A great favorite from the grandfather of all suspense authors: “True…nervous, very, very dreadfully nervous I had been and am, but why will you say that I am mad?” –Poe, The Telltale Heart
We were about to give up and call it a night when somebody dropped the girl off the bridge. – John D. MacDonald, Darker Than Amber
BK, that’s an excellent approach. It’s so hard to resist tweaking along the way.
Kent, Poe was the master of first lines, and you picked one of my favorites.
Jim, I defy anyone to stop reading after that first line. Good pick.
“Here is Edward Bear, coming downstairs now, bump, bump, bump, on the back of his head, behind Christopher Robin. It is, as far as he knows, the only way of coming downstairs, but sometimes he feels that there really is another way, if only he could stop bumping for a moment and think of it.”
A. A. Milne
Great example, SuSaw. You’ve got to at least read the next line.

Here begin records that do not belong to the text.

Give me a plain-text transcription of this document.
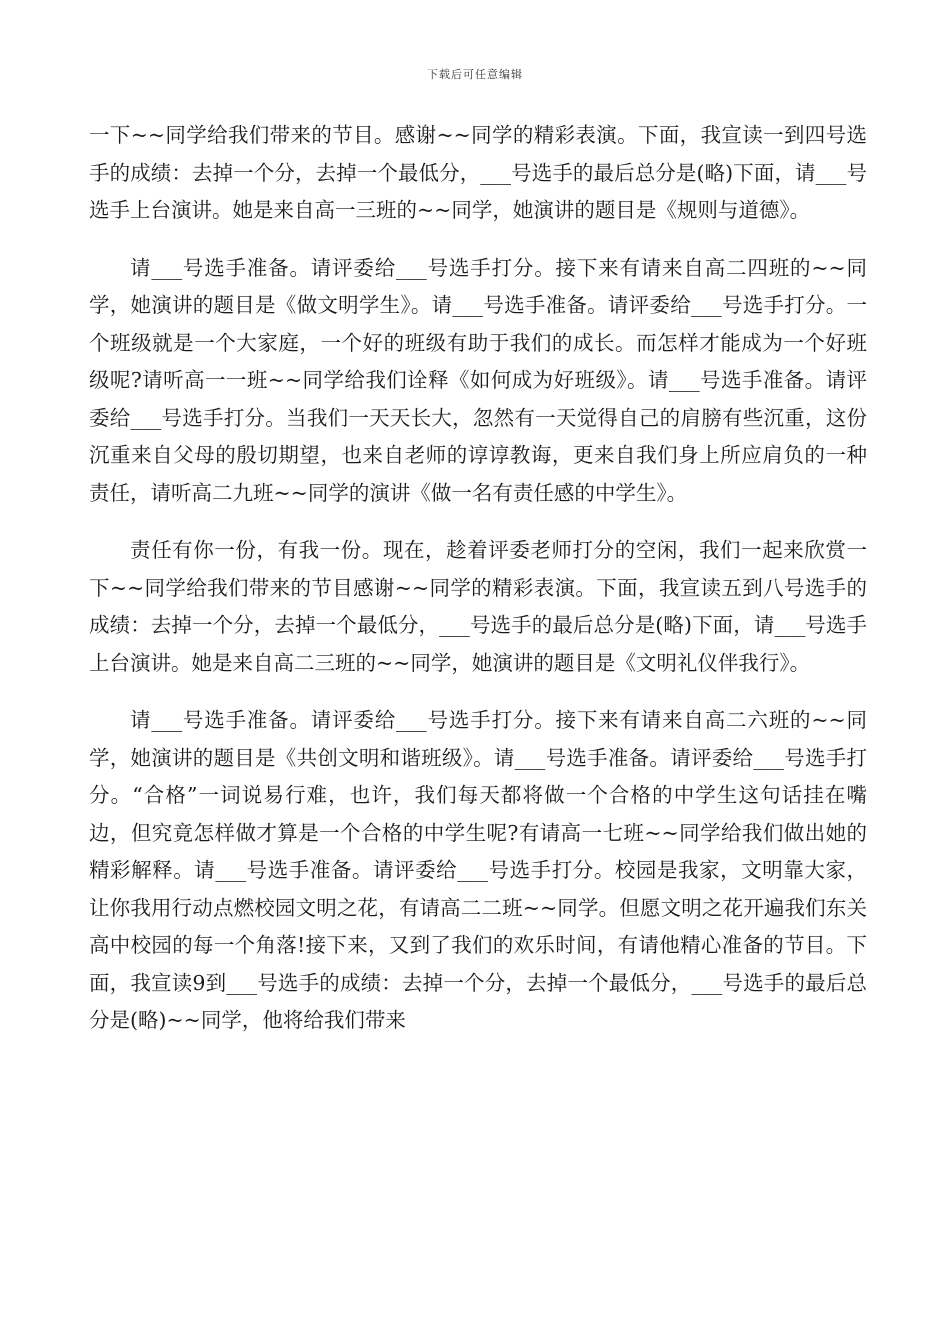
下载后可任意编辑

一下~~同学给我们带来的节目。感谢~~同学的精彩表演。下面，我宣读一到四号选手的成绩：去掉一个分，去掉一个最低分，___号选手的最后总分是(略)下面，请___号选手上台演讲。她是来自高一三班的~~同学，她演讲的题目是《规则与道德》。

请___号选手准备。请评委给___号选手打分。接下来有请来自高二四班的~~同学，她演讲的题目是《做文明学生》。请___号选手准备。请评委给___号选手打分。一个班级就是一个大家庭，一个好的班级有助于我们的成长。而怎样才能成为一个好班级呢?请听高一一班~~同学给我们诠释《如何成为好班级》。请___号选手准备。请评委给___号选手打分。当我们一天天长大，忽然有一天觉得自己的肩膀有些沉重，这份沉重来自父母的殷切期望，也来自老师的谆谆教诲，更来自我们身上所应肩负的一种责任，请听高二九班~~同学的演讲《做一名有责任感的中学生》。

责任有你一份，有我一份。现在，趁着评委老师打分的空闲，我们一起来欣赏一下~~同学给我们带来的节目感谢~~同学的精彩表演。下面，我宣读五到八号选手的成绩：去掉一个分，去掉一个最低分，___号选手的最后总分是(略)下面，请___号选手上台演讲。她是来自高二三班的~~同学，她演讲的题目是《文明礼仪伴我行》。

请___号选手准备。请评委给___号选手打分。接下来有请来自高二六班的~~同学，她演讲的题目是《共创文明和谐班级》。请___号选手准备。请评委给___号选手打分。“合格”一词说易行难，也许，我们每天都将做一个合格的中学生这句话挂在嘴边，但究竟怎样做才算是一个合格的中学生呢?有请高一七班~~同学给我们做出她的精彩解释。请___号选手准备。请评委给___号选手打分。校园是我家，文明靠大家，让你我用行动点燃校园文明之花，有请高二二班~~同学。但愿文明之花开遍我们东关高中校园的每一个角落!接下来，又到了我们的欢乐时间，有请他精心准备的节目。下面，我宣读9到___号选手的成绩：去掉一个分，去掉一个最低分，___号选手的最后总分是(略)~~同学，他将给我们带来
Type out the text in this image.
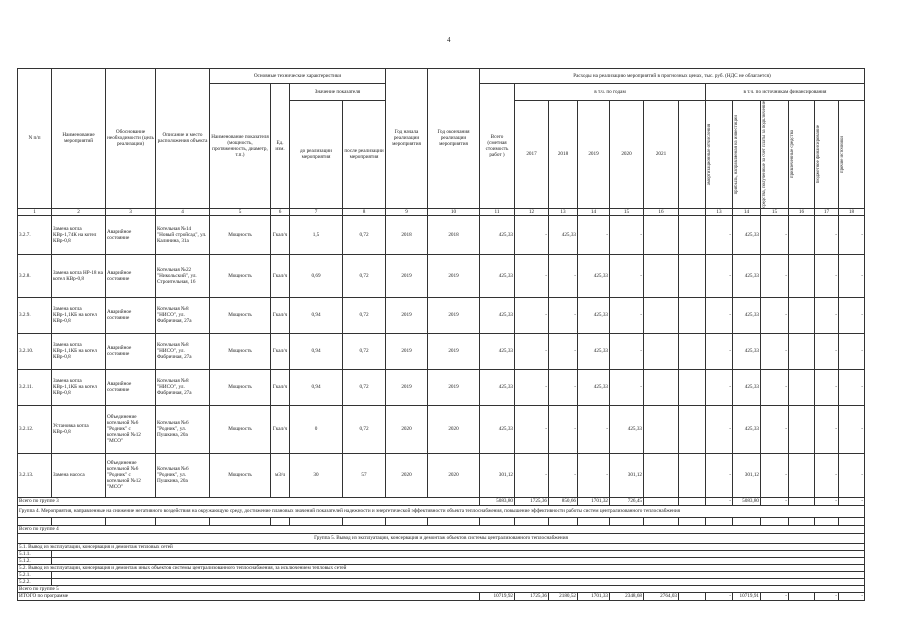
4
N п/п	Наименование мероприятий	Обоснование необходимости (цель реализации)	Описание и место расположения объекта	Основные технические характеристики				Год начала реализации мероприятия	Год окончания реализации мероприятия	Расходы на реализацию мероприятий в прогнозных ценах, тыс. руб. (НДС не облагается)												
				Наименование показателя (мощность, протяженность, диаметр, т.п.)	Ед. изм.	Значение показателя				Всего (сметная стоимость работ )	в т.ч. по годам						в т.ч. по источникам финансирования					
						до реализации мероприятия	после реализации мероприятия				2017	2018	2019	2020	2021		амортизационные отчисления	прибыль, направляемая на инвестиции	средства, полученные за счет платы за подключение	привлеченные средства	бюджетное финансирование	прочие источники

1	2	3	4	5	6	7	8	9	10	11	12	13	14	15	16		13	14	15	16	17	18
3.2.7.	Замена котла КВр-1,74К на котел КВр-0,8	Аварийное состояние	Котельная №14 "Новый стройсад", ул. Калинина, 31а	Мощность	Гкал/ч	1,5	0,72	2018	2018	425,33	-	425,33	-	-			-	425,33	-		-	-
3.2.8.	Замена котла НР-18 на котел КВр-0,8	Аварийное состояние	Котельная №22 "Никольский", ул. Строительная, 16	Мощность	Гкал/ч	0,69	0,72	2019	2019	425,33	-	-	425,33	-			-	425,33	-		-	-
3.2.9.	Замена котла КВр-1,1КБ на котел КВр-0,8	Аварийное состояние	Котельная №8 "НИСО", ул. Фабричная, 27а	Мощность	Гкал/ч	0,94	0,72	2019	2019	425,33	-	-	425,33	-			-	425,33	-		-	-
3.2.10.	Замена котла КВр-1,1КБ на котел КВр-0,8	Аварийное состояние	Котельная №8 "НИСО", ул. Фабричная, 27а	Мощность	Гкал/ч	0,94	0,72	2019	2019	425,33	-	-	425,33	-			-	425,33	-		-	-
3.2.11.	Замена котла КВр-1,1КБ на котел КВр-0,8	Аварийное состояние	Котельная №8 "НИСО", ул. Фабричная, 27а	Мощность	Гкал/ч	0,94	0,72	2019	2019	425,33	-	-	425,33	-			-	425,33	-		-	-
3.2.12.	Установка котла КВр-0,8	Объединение котельной №6 "Родник" с котельной №12 "МСО"	Котельная №6 "Родник", ул. Пушкина, 20а	Мощность	Гкал/ч	0	0,72	2020	2020	425,33	-	-	-	425,33			-	425,33	-		-	-
3.2.13.	Замена насоса	Объединение котельной №6 "Родник" с котельной №12 "МСО"	Котельная №6 "Родник", ул. Пушкина, 20а	Мощность	м3/ч	30	57	2020	2020	301,12	-	-	-	301,12			-	301,12	-		-	-
Всего по группе 3										5083,80	1725,36	850,66	1701,32	726,45			-	5083,80	-		-	-
Группа 4. Мероприятия, направленные на снижение негативного воздействия на окружающую среду, достижение плановых значений показателей надежности и энергетической эффективности объекта теплоснабжения, повышение эффективности работы систем централизованного теплоснабжения																						

Всего по группе 4																						
Группа 5. Вывод из эксплуатации, консервация и демонтаж объектов системы централизованного теплоснабжения																						
5.1. Вывод из эксплуатации, консервация и демонтаж тепловых сетей																						
5.1.1.																						
5.1.2.																						
5.2. Вывод из эксплуатации, консервация и демонтаж иных объектов системы централизованного теплоснабжения, за исключением тепловых сетей																						
5.2.1.																						
5.2.2.																						
Всего по группе 5																						
ИТОГО по программе										10719,92	1725,36	2180,52	1701,33	2348,68	2764,03		-	10719,91	-		-	-
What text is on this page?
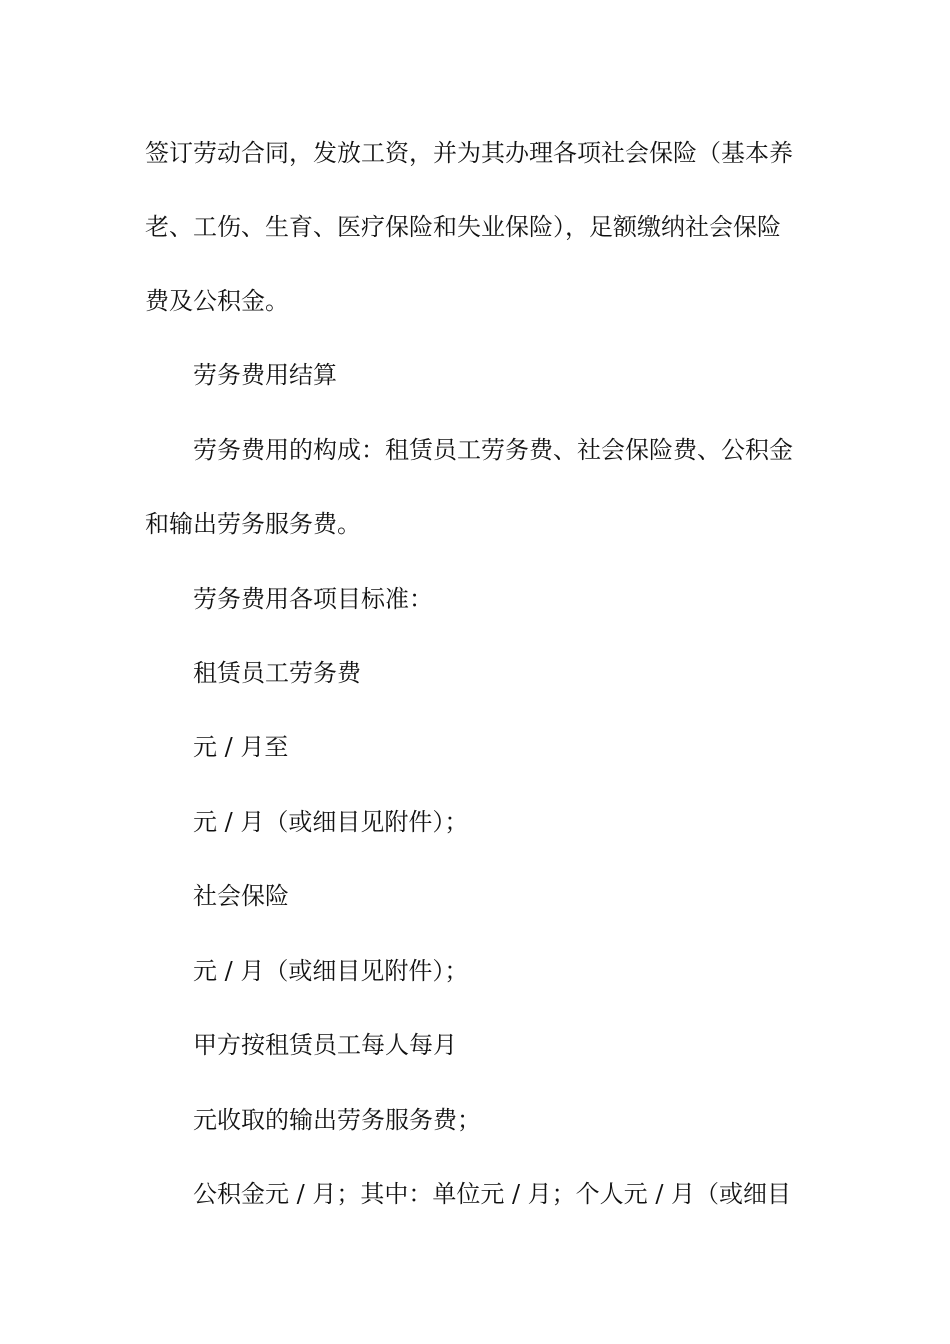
签订劳动合同，发放工资，并为其办理各项社会保险（基本养
老、工伤、生育、医疗保险和失业保险），足额缴纳社会保险
费及公积金。
劳务费用结算
劳务费用的构成：租赁员工劳务费、社会保险费、公积金
和输出劳务服务费。
劳务费用各项目标准：
租赁员工劳务费
元 / 月至
元 / 月（或细目见附件）；
社会保险
元 / 月（或细目见附件）；
甲方按租赁员工每人每月
元收取的输出劳务服务费；
公积金元 / 月；其中：单位元 / 月；个人元 / 月（或细目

And that’s the whole idea.
“When Sean Devine and Jimmy Marcus were kids, their fathers worked together at the Coleman Candy plant and carried the stench of warm chocolate back home with them.”
-Mystic River by Dennis Lehane
It would hardly be a coincidence that no language on earth has ever produced the expression “As pretty as an airport.”
Douglas Adams, The Long Dark Tea Time of the Soul.
Or:
The history of the universe has gotten a little muddled for a number of reasons: partly because those who are keeping track of it have got a little muddled, but also because some very muddling things have been happening anyway.
Also Douglas Adams, from Mostly Harmless (first in the Hitch Hikers Guide to the Galaxy series).
Hi Joe,
Love the first line game. Recently I’ve enjoyed Kathryn Lilley’s first line, “Everyone wants a body to die for,” from Makeovers Can Be Murder.
And although this may be cheating, because it’s a first chapter and not the prologue beginning, I love Neil Gaiman’s first sentence from Neverwhere: “She had been running for four days now, a harum-scarum tumbling flight through passages and tunnels.”
I change my first lines so many times. I don’t stress over it till everything else is done.
Thanks for the fun, Joe.
Great additions Michelle, Basil and Jullian. Thanks.
“In the beginning the Universe was created. This has made a lot of people very angry and has been widely regarded as a bad move.”